Ce refus intervient après que le PM avait demandé au leader de l’Opposition, Arvin Boolell, de consulter ce rapport, mais ce dernier avait refusé.

« Si le Premier ministre est de bonne foi, il aurait dû, en tant que Premier ministre, appeler le leader de l’Opposition dès le premier jour qu’il a reçu ce rapport de la BAD. » Même là, indique-t-il, le Premier ministre aurait dû demander la permission du président de la BAD.  « Il aurait dû expliquer à ce dernier que nous sommes une démocratie respectueux du ‘rule of law’, mais vu qu’il y avait force majeure, il doit consulter avec le leader de l’Opposition ».

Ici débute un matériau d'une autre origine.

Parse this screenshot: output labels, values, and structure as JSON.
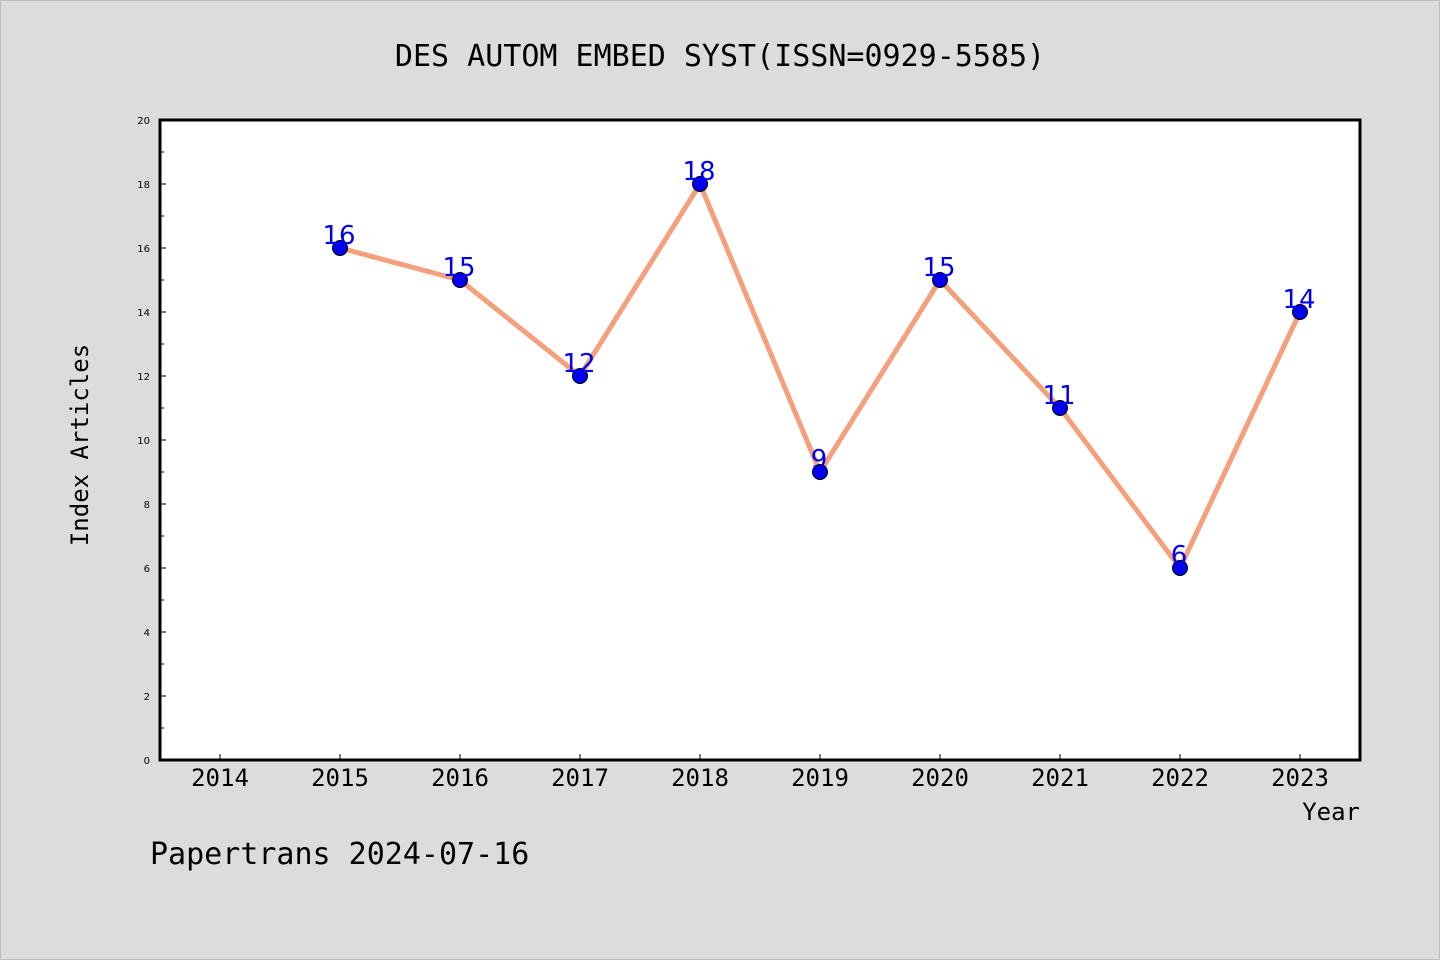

« Quand vous avez un rapport confidentiel, vous ne le fuitez pas. Pravind Jugnauth dit qu’il est une personne de principe. Si c’était le cas, il n’aurait pas brandi ce rapport devant tout le monde », déclare Arvin Boolell.

Il affirme qu’il a aussi donné des informations au PM sur cette affaire, soit directement, soit à travers le Secretary to the Cabinet. « Le PM fait malheureusement fi des confidentialités », s’insurge-t-il.

Il a dit au Premier ministre qu’il retournera vers lui, après consultation avec le bureau politique du PTr et les autres chefs de file de l’Opposition.

Arvin Boolell explique qu’il a aussi envoyé un courriel suivi d’une lettre officielle en tant que leader de l’Opposition au président de la BAD, comme ce dernier le lui avait demandé.

Il est aussi revenu sur le récent point de presse de trois ministres du gouvernement. Parmi se trouvait l’Attorney-General, Maneesh Gobin, qui est censé être le garant de nos lois en tant que ministre de la Justice. « Il n’a pas le droit de faire de la politique sur une ‘legal issue’, alors que c’est le principal conseiller juridique du gouvernement », dénonce Arvin Boolell. Il n’a pas manqué d’égratigner le ministre Bobby Hurreeram, qui selon lui, ne sait que se livrer à des « agressions verbales ».

Il réitère qu’une commission d’enquête est nécessaire sur cette affaire, présidée par un juge indépendant, avec des séances en public.